Unleashing defensive ballhawks Kaitlyn Leavell and Taylor Brotemarkle, who got scrappy and then some, hitting the floor hard in pursuit of loose balls, CMS kicked its offense into high gear.

The wolves closed the half on a 7-0 run, with Reese Wilkinson banging home a pair of buckets in the paint after overpowering her defender down low.

Toss in another Marti to Peabody basket, again off of a well-executed inbounds lob, and Coupeville was clicking.

While their shooting touch cooled down a bit during the halftime break, the Wolves got more scoring in the fourth from Peabody, as she used a variety of moves to rack up a team-high nine points.

Wilkinson added four and Marti slipped a free throw through the twines to round out the scoring.

Aby Wood, Kayla Arnold, Issabel Johnson, Brotemarkle, Skylar Parker, Jada Heaton, Leavell, and Chloe Marzocca also saw floor time as CMS coach Alex Evans spread out the minutes.

 

Level 3:

Coupeville’s third squad was also making its season debut, and while the final score of 34-7 would seem fairly lopsided, you can’t, and shouldn’t, ignore the heart shown by a collection of Wolf girls who are mostly brand-new to the game.
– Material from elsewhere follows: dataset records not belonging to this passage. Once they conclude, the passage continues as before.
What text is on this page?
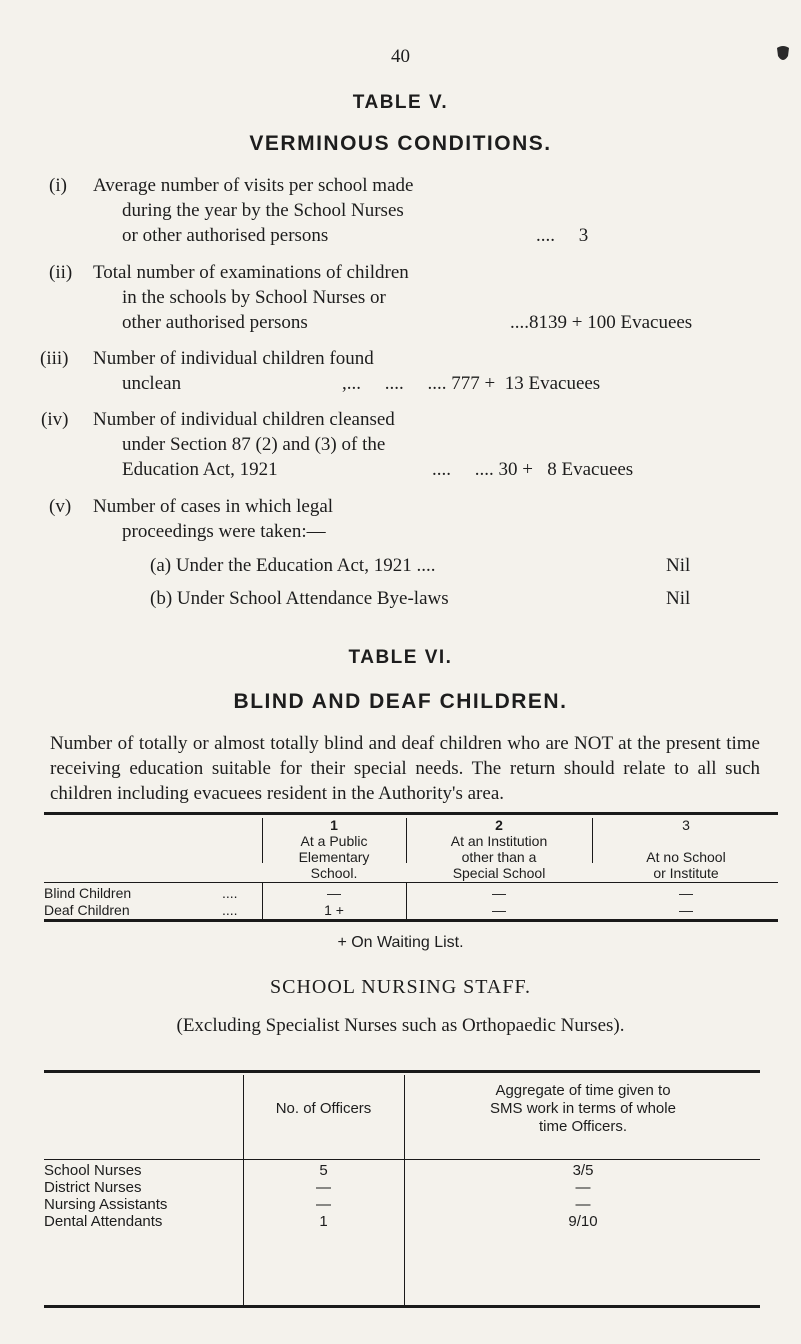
40
TABLE V.
VERMINOUS CONDITIONS.
(i) Average number of visits per school made
during the year by the School Nurses
or other authorised persons	....     3
(ii) Total number of examinations of children
in the schools by School Nurses or
other authorised persons	....8139 + 100 Evacuees
(iii) Number of individual children found
unclean	,...     ....     .... 777 +  13 Evacuees
(iv) Number of individual children cleansed
under Section 87 (2) and (3) of the
Education Act, 1921	....     .... 30 +   8 Evacuees
(v) Number of cases in which legal
proceedings were taken:—
(a) Under the Education Act, 1921 ....	Nil
(b) Under School Attendance Bye-laws	Nil
TABLE VI.
BLIND AND DEAF CHILDREN.
Number of totally or almost totally blind and deaf children who are NOT at the present time receiving education suitable for their special needs. The return should relate to all such children including evacuees resident in the Authority's area.
1
At a Public
Elementary
School.
2
At an Institution
other than a
Special School
3
At no School
or Institute
Blind Children	....	—	—	—
Deaf Children	....	1 +	—	—
+ On Waiting List.
SCHOOL NURSING STAFF.
(Excluding Specialist Nurses such as Orthopaedic Nurses).
No. of Officers
Aggregate of time given to
SMS work in terms of whole
time Officers.
School Nurses	5	3/5
District Nurses	—	—
Nursing Assistants	—	—
Dental Attendants	1	9/10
Heaton, one of the few CMS players on the floor with any prior experience, led the way, dropping in a team-high three points and playing spirited defense.

She rattled home Coupeville’s lone first half point, netting a free throw as her team fell behind 18-1.

To their credit, the Wolves played strong defense in the second quarter, limiting King’s to just a lone basket.

The third quarter was the closest frame of the game, with Bryley Gilbert, Alena Osborne, and Heaton all banking in buckets for CMS.

Kassidy Upchurch, Shayla Town, Devika Vogelsang-Puente, Aubrey Blitch, Pamela Morrell, and Gabriella Becktell also saw floor time for the Wolves, with all showing hustle, scrappiness, and a burning desire to learn.